Ogni cosa pareva trovare il suo posto in quel disegno ricco di particolari e strabordante di colori. Nulla pareva essere lasciato al caso,persino le sbronze assumevano la loro componente poetica in mezzo allo sfarzo ostentato da palloncini dorati, bicchieri di cristallo e danze frenetiche racchiuse negli abiti più eleganti che si potessero vedere in tutta West Egg.
Presa com'era dalle sue supposizioni, Persephone non si accorse dell'uomo ritto di fronte a lei, tanto che si trovò a cozzare con l'esile spalla contro il suo petto. La giovane si profuse in mille scuse mentre cercava di non far cadere il calice che teneva tra le mani, prima di sollevare lo sguardo sul malcapitato. I tratti marcati di quel viso le parvero la cortesia fatta persona, complice forse il tocco leggero della sua mano sul proprio braccio, a volerla sorreggere. Persephone scrutò gli occhi di ghiaccio che, sorridenti, le si rivolgevano con innata cura, quasi lei fosse il principale pensiero che quell'uomo possedesse.

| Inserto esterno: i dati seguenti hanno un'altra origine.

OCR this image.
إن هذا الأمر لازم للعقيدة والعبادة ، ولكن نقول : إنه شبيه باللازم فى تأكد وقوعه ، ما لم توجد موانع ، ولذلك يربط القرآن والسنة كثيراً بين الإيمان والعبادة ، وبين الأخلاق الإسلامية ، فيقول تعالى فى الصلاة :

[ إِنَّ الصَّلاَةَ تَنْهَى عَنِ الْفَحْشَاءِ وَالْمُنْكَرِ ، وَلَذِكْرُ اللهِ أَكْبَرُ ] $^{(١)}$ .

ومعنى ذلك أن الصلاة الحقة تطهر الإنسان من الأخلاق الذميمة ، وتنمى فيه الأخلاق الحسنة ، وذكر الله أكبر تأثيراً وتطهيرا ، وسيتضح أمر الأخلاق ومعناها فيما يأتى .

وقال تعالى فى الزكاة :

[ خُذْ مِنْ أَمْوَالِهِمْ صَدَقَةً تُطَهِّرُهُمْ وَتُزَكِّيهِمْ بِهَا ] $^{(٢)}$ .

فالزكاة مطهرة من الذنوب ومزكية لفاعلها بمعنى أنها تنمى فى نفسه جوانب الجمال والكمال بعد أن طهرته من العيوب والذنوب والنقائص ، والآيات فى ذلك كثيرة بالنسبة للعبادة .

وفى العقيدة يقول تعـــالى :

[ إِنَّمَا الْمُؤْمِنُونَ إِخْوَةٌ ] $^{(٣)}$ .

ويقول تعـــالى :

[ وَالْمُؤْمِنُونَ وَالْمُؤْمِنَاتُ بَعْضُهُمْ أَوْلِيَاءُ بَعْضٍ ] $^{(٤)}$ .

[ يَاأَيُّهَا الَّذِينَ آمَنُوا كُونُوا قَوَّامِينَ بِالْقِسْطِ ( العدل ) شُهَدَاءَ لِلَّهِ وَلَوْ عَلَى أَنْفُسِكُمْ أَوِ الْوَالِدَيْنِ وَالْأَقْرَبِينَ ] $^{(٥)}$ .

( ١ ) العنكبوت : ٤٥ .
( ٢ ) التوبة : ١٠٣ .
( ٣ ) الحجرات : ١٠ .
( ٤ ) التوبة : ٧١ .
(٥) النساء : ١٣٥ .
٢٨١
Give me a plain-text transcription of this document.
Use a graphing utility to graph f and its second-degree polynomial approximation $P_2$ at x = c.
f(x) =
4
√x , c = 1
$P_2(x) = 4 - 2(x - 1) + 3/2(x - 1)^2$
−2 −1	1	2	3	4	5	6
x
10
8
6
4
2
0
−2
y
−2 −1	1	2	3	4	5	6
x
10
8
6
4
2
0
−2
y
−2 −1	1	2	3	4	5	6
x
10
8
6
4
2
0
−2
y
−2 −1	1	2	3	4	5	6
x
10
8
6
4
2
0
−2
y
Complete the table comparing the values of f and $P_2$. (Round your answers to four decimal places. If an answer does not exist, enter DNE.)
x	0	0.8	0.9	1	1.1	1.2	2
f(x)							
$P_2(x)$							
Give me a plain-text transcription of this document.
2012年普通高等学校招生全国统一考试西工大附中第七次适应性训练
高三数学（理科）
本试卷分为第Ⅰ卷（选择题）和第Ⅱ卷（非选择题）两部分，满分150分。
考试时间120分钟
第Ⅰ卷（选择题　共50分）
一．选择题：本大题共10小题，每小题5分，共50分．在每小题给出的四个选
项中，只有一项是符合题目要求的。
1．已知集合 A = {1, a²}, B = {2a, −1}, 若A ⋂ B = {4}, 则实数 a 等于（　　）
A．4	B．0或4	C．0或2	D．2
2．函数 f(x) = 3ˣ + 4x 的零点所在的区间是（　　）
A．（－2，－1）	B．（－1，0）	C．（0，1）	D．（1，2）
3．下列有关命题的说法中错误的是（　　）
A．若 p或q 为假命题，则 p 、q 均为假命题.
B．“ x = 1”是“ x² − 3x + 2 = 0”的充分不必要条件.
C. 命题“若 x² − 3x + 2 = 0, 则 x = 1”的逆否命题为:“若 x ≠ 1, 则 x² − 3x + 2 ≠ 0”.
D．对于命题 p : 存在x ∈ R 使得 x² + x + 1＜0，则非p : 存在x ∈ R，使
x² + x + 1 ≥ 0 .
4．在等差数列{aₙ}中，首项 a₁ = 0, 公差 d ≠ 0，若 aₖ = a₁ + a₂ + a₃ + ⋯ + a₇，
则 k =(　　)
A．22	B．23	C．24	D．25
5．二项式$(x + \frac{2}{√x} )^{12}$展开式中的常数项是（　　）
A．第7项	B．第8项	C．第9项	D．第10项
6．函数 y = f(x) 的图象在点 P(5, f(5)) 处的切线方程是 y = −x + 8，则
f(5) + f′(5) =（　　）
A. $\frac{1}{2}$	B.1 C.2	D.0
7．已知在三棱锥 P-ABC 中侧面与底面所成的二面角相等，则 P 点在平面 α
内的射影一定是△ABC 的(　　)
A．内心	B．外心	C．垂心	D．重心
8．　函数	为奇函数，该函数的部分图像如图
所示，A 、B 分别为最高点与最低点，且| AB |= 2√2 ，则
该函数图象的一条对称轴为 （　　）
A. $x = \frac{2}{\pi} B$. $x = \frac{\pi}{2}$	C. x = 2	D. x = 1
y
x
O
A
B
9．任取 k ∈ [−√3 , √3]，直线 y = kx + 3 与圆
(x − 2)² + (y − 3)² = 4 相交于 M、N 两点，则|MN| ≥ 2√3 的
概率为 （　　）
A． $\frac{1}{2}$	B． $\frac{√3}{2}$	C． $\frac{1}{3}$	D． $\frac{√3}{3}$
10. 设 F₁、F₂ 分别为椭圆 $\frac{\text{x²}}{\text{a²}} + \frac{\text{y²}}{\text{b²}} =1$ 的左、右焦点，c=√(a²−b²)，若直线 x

"Perdonate voi la mia sbadataggine, signorina." si profuse in avanti, nel pronunciare con voce melliflua quelle parole e sollevando la mano pallida di Persphone "Vi prego di accettare le mie scuse. Ero venuto per chiedervi un ballo, se permettete." Le labbra dell'uomo si posarono per un attimo appena sul dorso della sua mano, e il suo sguardo non abbandonò la ragazza nemmeno per un istante. La giovane abbassò lo sguardo, lievemente imbarazzata: non era raro che gli uomini le dedicassero attenzioni, ma essere guardata in quel modo da un uomo del genere le faceva quasi tremare le gambe.
Asserì appena con il capo, lasciando che il suo interlocutore portasse la propria mano contro il suo braccio. Pochi passi, e la musica divenne lenta, placida, adatta all'occasione quasi fosse stata studiata per quel momento. Persephone sgranò appena gli occhi osservando le coppie intorno a lei disporsi per le danze, prima di sollevare lo sguardo sul suo misterioso cavaliere. Si schiarì la voce, mentre lui la portava contro il suo petto e la conduceva lento.
"La festa è di vostro gradimento?" Mormorò lui, lo sguardo perennemente fisso nei suoi occhi. La giovane sorresse come poté quegli occhi, amabili e penetranti al tempo stesso.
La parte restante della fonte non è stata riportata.